Figures illustrating the embodiment, (a) is a perspective view of a thin film magnetic head, (b) is a block diagram explaining the magnetic head positioning mechanism, and Figure 3 shows the magnetic head positioning procedure and data reading/writing. In the diagrams, (a) is a flowchart showing the procedure, (b) is a diagram showing the time allocation of each procedure, FIG. 4 is a block diagram explaining the outline of the magnetic head positioning mechanism, and FIG. FIG. 6 is a diagram explaining the magnetic head positioning procedure and data reading/writing, in which (a) is a flowchart showing the procedure, (b) is a diagram showing the time allocation of each procedure, and FIG. These are diagrams explaining the actual fine adjustment. (a) is a diagram explaining each area of a data magnetic disk medium, (b) is a diagram explaining servo signal tracks provided in the servo signal recording area, and (c) is a diagram explaining the servo signal track provided in the servo signal recording area. FIG. 3 is a diagram showing an output signal waveform when a data head traces a servo signal track.

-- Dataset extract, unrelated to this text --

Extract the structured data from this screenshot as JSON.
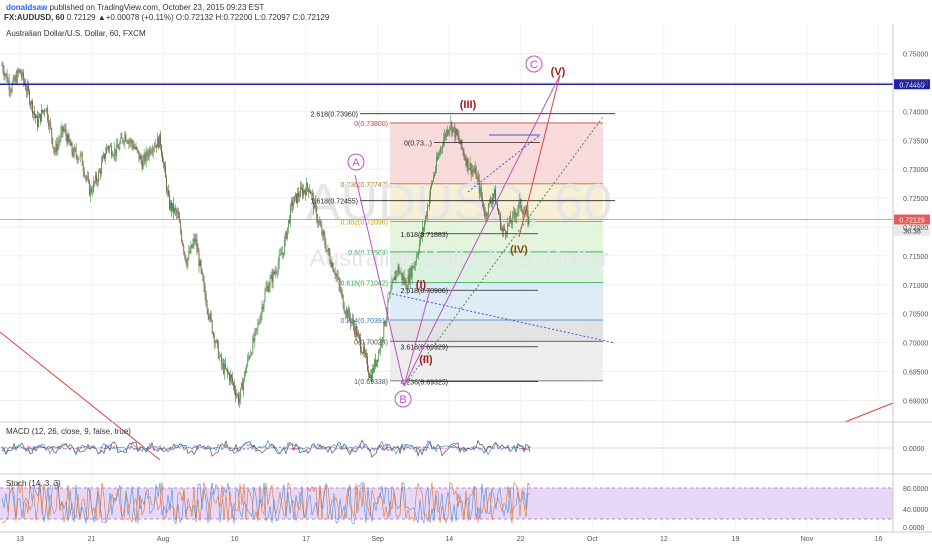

In the figure, Ia, lb, lc are magnetic disk media, 2 is a spindle, 3 is a spindle motor, 4a, 4
b. 4c, 4d, 4e, 4f, 4g are data heads, 5 is a servo head, 6 is a support spring, 7 is a drive arm, 8 is a carriage, 9 is an actuator, IO is a position detection circuit, 11. lla is the control circuit, 12.12a
is a fine position detection circuit, 13 is a switch circuit,
14 is a positioning address signal, 15a, 15b, 1
5c, 15d, 15e, 15f are servo signal recording areas, 16a, 16b, 16c, 16d, 16e
, 16f is the data signal recording area, 1? a,! 7b is a servo signal track, 18 is a data signal track, 19a,
19b is a head portion, 20 is a core slider, 21a, 2
1b indicates a thin film head portion.

Claims (1)

[Claims] 1. Perform seek control of the magnetic head based on the servo signal recorded on the servo surface, and then perform the servo signal track (17a) recorded at a specific position on the data surface data signal track (18). , 17b), in which a magnetic head (4d) for tracing a data surface is provided with two head portions (19a, 19b), and The interval (l_2) between the head parts (19a, 19b) is an integral multiple of the interval (l_1) between the data signal tracks (18),
Either one of the data surface magnetic heads (4d) is used exclusively for reading/writing data on the data signal track (18), and the other head is used for reading/writing data on the servo signal track (17a, 17b). A magnetic disk device characterized by: being used for exclusive use. 2. Perform seek control of the magnetic head based on the servo signal recorded on the servo surface, and then record the servo signal on the servo signal track (17a, 17b) at a specific position on the data surface data signal track (18). In a magnetic disk device that corrects and controls the position of a magnetic head based on ) is an integral multiple of the interval (14) between the data signal tracks (18), and one of the heads of the data surface magnetic head (4d) is connected to the data signal track (18). The magnetic head (4d) is used exclusively for reading/writing data, and the other head section is used only for reading the servo signal tracks (17a, 17b), and based on the servo signal obtained from the servo signal read-only head section, the magnetic head (4d) 1. A method for positioning a magnetic head, comprising: performing data read/write using the data read/write head section while correcting and controlling the position of the magnetic head.